Bakanlık raporunda, uzmanların “yapılan teftiş ve teftiş sonuçlarının grizu patlaması olayının sebebi yahut önlenmesi ile alakalı olmadığı” savına yönelik olarak müfettişler şöyle savunuldu:

“Bilirkişi raporu, esasen kazanın tipi olarak, 14 Ekim 2022 günü saat 17: 55 sıralarında birinci dinamit atımını yapıldıktan sonra ateşleyicinin kâfi mühlet beklemeden erkenden girerek ikinci dinamit atımını yapmasından kaynaklanan grizu patlamasını işaret ediyor. Havalandırma, gaz ölçümü ve metan geliri, metan drenaj, patlayıcı tozlar, nezaret üzere kontrole kusur yüklenen tezler da grizu patlamasıyla ilgili olarak ileri sürülüyor. Üstte açıklandığı üzere, müfettişlerce teftişin yapıldığı tarihte iş yerinde bu mevzularla ilgili bir mevzuata terslik bulunmadığı tutanakla ve ekine alınan dokümanlarla ortaya konuldu. Yapılan tespitlerin grizu patlamasının sebebi yahut önlenmesiyle alakalı olmadığı tezi gerçekçi değil.”
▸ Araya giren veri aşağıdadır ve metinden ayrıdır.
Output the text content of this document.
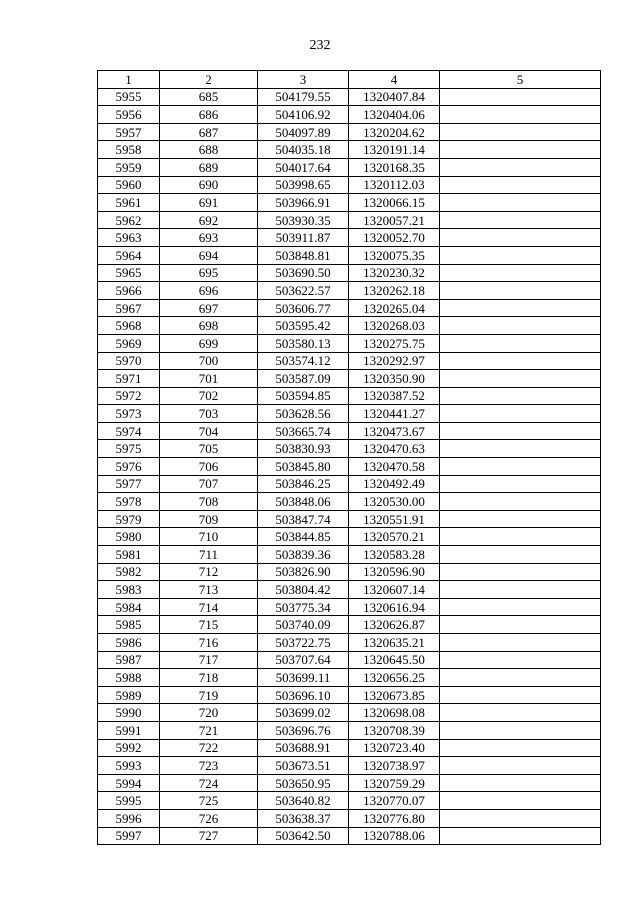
232
1	2	3	4	5
5955	685	504179.55	1320407.84	
5956	686	504106.92	1320404.06	
5957	687	504097.89	1320204.62	
5958	688	504035.18	1320191.14	
5959	689	504017.64	1320168.35	
5960	690	503998.65	1320112.03	
5961	691	503966.91	1320066.15	
5962	692	503930.35	1320057.21	
5963	693	503911.87	1320052.70	
5964	694	503848.81	1320075.35	
5965	695	503690.50	1320230.32	
5966	696	503622.57	1320262.18	
5967	697	503606.77	1320265.04	
5968	698	503595.42	1320268.03	
5969	699	503580.13	1320275.75	
5970	700	503574.12	1320292.97	
5971	701	503587.09	1320350.90	
5972	702	503594.85	1320387.52	
5973	703	503628.56	1320441.27	
5974	704	503665.74	1320473.67	
5975	705	503830.93	1320470.63	
5976	706	503845.80	1320470.58	
5977	707	503846.25	1320492.49	
5978	708	503848.06	1320530.00	
5979	709	503847.74	1320551.91	
5980	710	503844.85	1320570.21	
5981	711	503839.36	1320583.28	
5982	712	503826.90	1320596.90	
5983	713	503804.42	1320607.14	
5984	714	503775.34	1320616.94	
5985	715	503740.09	1320626.87	
5986	716	503722.75	1320635.21	
5987	717	503707.64	1320645.50	
5988	718	503699.11	1320656.25	
5989	719	503696.10	1320673.85	
5990	720	503699.02	1320698.08	
5991	721	503696.76	1320708.39	
5992	722	503688.91	1320723.40	
5993	723	503673.51	1320738.97	
5994	724	503650.95	1320759.29	
5995	725	503640.82	1320770.07	
5996	726	503638.37	1320776.80	
5997	727	503642.50	1320788.06	
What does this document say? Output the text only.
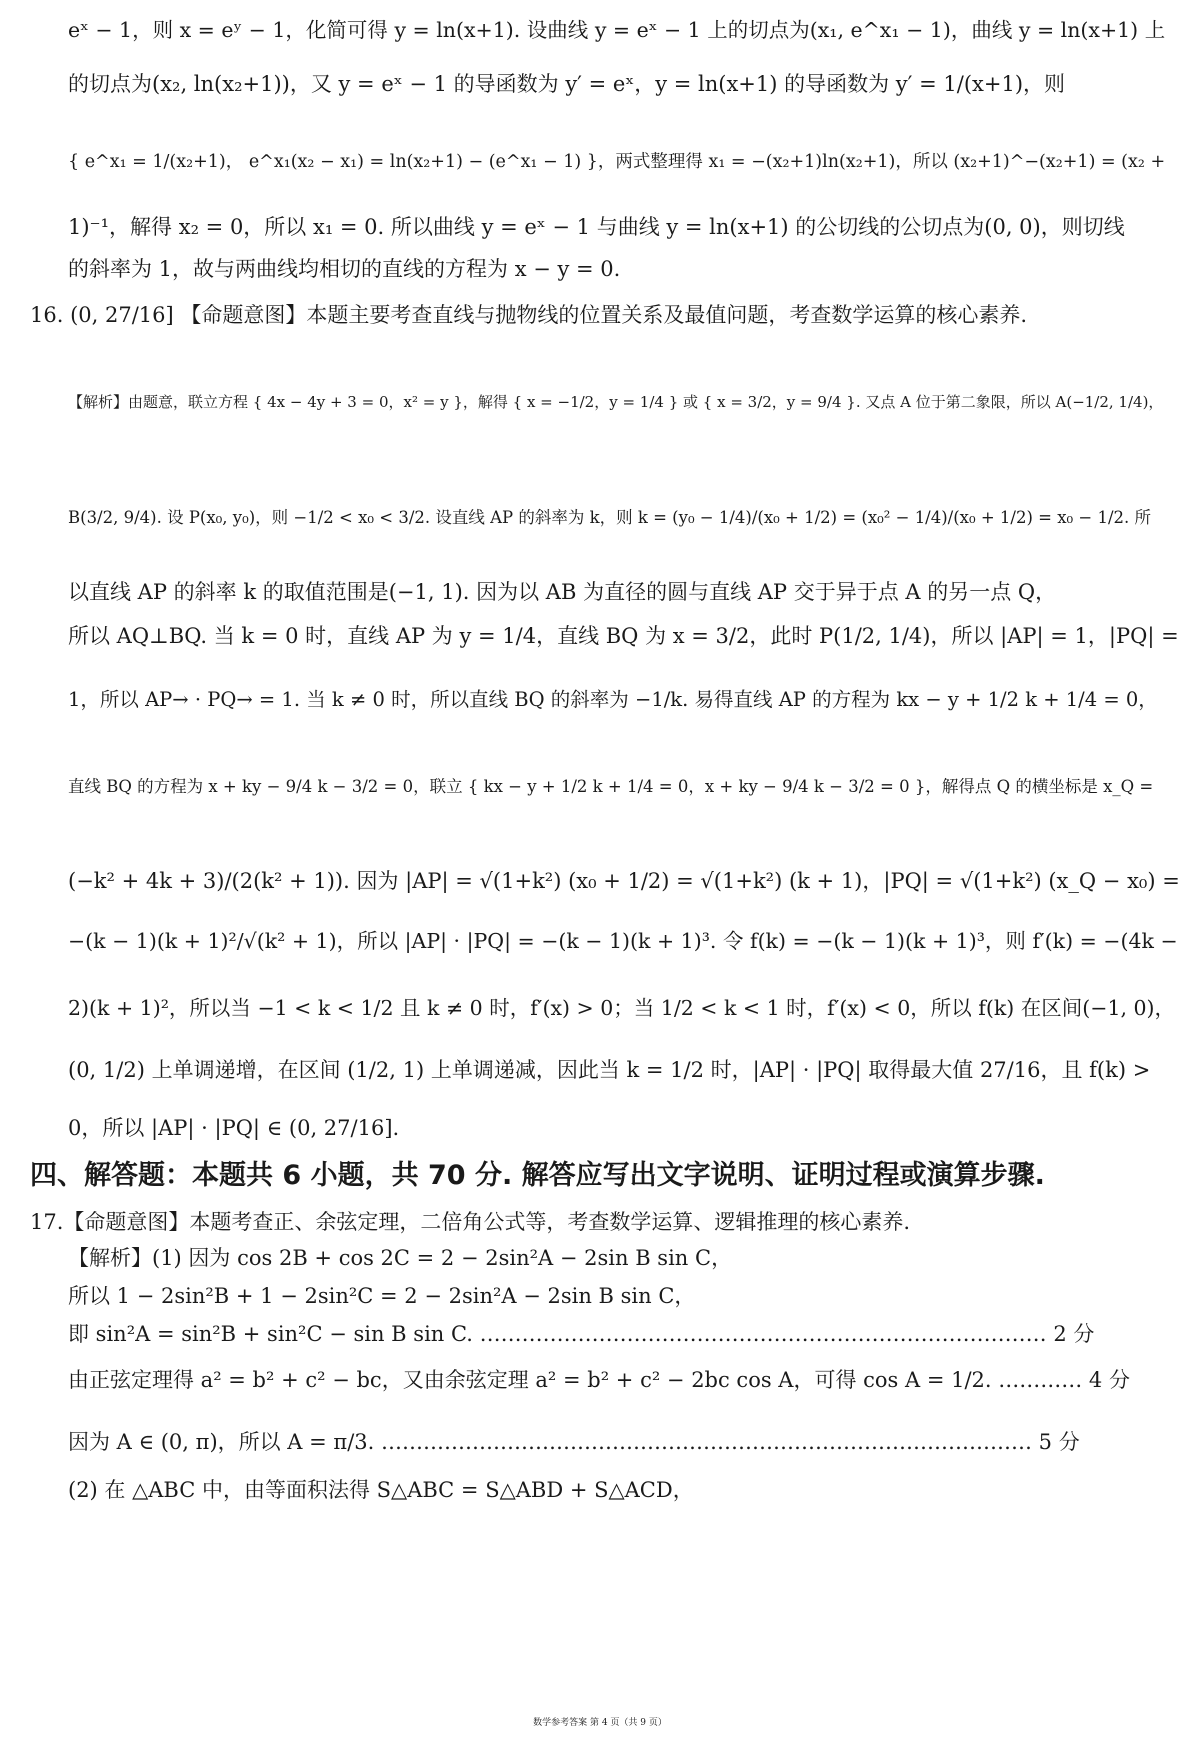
eˣ − 1，则 x = eʸ − 1，化简可得 y = ln(x+1). 设曲线 y = eˣ − 1 上的切点为(x₁, e^x₁ − 1)，曲线 y = ln(x+1) 上
的切点为(x₂, ln(x₂+1))，又 y = eˣ − 1 的导函数为 y′ = eˣ，y = ln(x+1) 的导函数为 y′ = 1/(x+1)，则
{ e^x₁ = 1/(x₂+1)， e^x₁(x₂ − x₁) = ln(x₂+1) − (e^x₁ − 1) }，两式整理得 x₁ = −(x₂+1)ln(x₂+1)，所以 (x₂+1)^−(x₂+1) = (x₂ +
1)⁻¹，解得 x₂ = 0，所以 x₁ = 0. 所以曲线 y = eˣ − 1 与曲线 y = ln(x+1) 的公切线的公切点为(0, 0)，则切线
的斜率为 1，故与两曲线均相切的直线的方程为 x − y = 0.
16. (0, 27/16] 【命题意图】本题主要考查直线与抛物线的位置关系及最值问题，考查数学运算的核心素养.
【解析】由题意，联立方程 { 4x − 4y + 3 = 0，x² = y }，解得 { x = −1/2，y = 1/4 } 或 { x = 3/2，y = 9/4 }. 又点 A 位于第二象限，所以 A(−1/2, 1/4)，
B(3/2, 9/4). 设 P(x₀, y₀)，则 −1/2 < x₀ < 3/2. 设直线 AP 的斜率为 k，则 k = (y₀ − 1/4)/(x₀ + 1/2) = (x₀² − 1/4)/(x₀ + 1/2) = x₀ − 1/2. 所
以直线 AP 的斜率 k 的取值范围是(−1, 1). 因为以 AB 为直径的圆与直线 AP 交于异于点 A 的另一点 Q，
所以 AQ⊥BQ. 当 k = 0 时，直线 AP 为 y = 1/4，直线 BQ 为 x = 3/2，此时 P(1/2, 1/4)，所以 |AP| = 1，|PQ| =
1，所以 AP→ · PQ→ = 1. 当 k ≠ 0 时，所以直线 BQ 的斜率为 −1/k. 易得直线 AP 的方程为 kx − y + 1/2 k + 1/4 = 0，
直线 BQ 的方程为 x + ky − 9/4 k − 3/2 = 0，联立 { kx − y + 1/2 k + 1/4 = 0，x + ky − 9/4 k − 3/2 = 0 }，解得点 Q 的横坐标是 x_Q =
(−k² + 4k + 3)/(2(k² + 1)). 因为 |AP| = √(1+k²) (x₀ + 1/2) = √(1+k²) (k + 1)，|PQ| = √(1+k²) (x_Q − x₀) =
−(k − 1)(k + 1)²/√(k² + 1)，所以 |AP| · |PQ| = −(k − 1)(k + 1)³. 令 f(k) = −(k − 1)(k + 1)³，则 f′(k) = −(4k −
2)(k + 1)²，所以当 −1 < k < 1/2 且 k ≠ 0 时，f′(x) > 0；当 1/2 < k < 1 时，f′(x) < 0，所以 f(k) 在区间(−1, 0)，
(0, 1/2) 上单调递增，在区间 (1/2, 1) 上单调递减，因此当 k = 1/2 时，|AP| · |PQ| 取得最大值 27/16，且 f(k) >
0，所以 |AP| · |PQ| ∈ (0, 27/16].
四、解答题：本题共 6 小题，共 70 分. 解答应写出文字说明、证明过程或演算步骤.
17.【命题意图】本题考查正、余弦定理，二倍角公式等，考查数学运算、逻辑推理的核心素养.
【解析】(1) 因为 cos 2B + cos 2C = 2 − 2sin²A − 2sin B sin C，
所以 1 − 2sin²B + 1 − 2sin²C = 2 − 2sin²A − 2sin B sin C，
即 sin²A = sin²B + sin²C − sin B sin C. ……………………………………………………………………… 2 分
由正弦定理得 a² = b² + c² − bc，又由余弦定理 a² = b² + c² − 2bc cos A，可得 cos A = 1/2. ………… 4 分
因为 A ∈ (0, π)，所以 A = π/3. ………………………………………………………………………………… 5 分
(2) 在 △ABC 中，由等面积法得 S△ABC = S△ABD + S△ACD，
数学参考答案 第 4 页（共 9 页）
AKSAKLIKLAR KONTROL SONRASI ÇIKMIŞ

Bakanlık raporunda, Amasra madeninde kontrol yapan bakanlığın iki müfettişine ait “… yasal vazifelerinin gereğini tarz ve mevzuata uygun olarak yerine getirdiği, vazifenin gereklerine karşıt hareket etmelerinin, ihmal ve gecikmelerinin kelam konusu olmadığı, bu nedenle kontrolle illiyet bağı bulunmayan ve teftişten sonraki bir tarihte iş yerinde ortaya çıkan bir aksaklıktan kaynaklandığı anlaşılan 14 Ekim 2022 tarihli kaza ve ileri sürülen argümanlarla ilgili olarak kendilerine rastgele bir kusur ve sorumluluk yüklenmesinin mümkün olmadığı, bu nedenle iş başmüfettişleri İ.G. ve C.T. hakkında 4483 sayılı Memurlar ve Başka Kamu Vazifelilerinin Yargılanması Hakkında Kanun’un 3 ve 6. hususları yeterince ‘soruşturma müsaadesi verilmemesinin’ uygun olacağı sonuç ve kanaatine varıldı” denildi.

Bakan Alım de iki müfettiş hakkında hazırlanan ön inceleme raporunu destek göstererek soruşturma yapılmasına müsaade vermedi.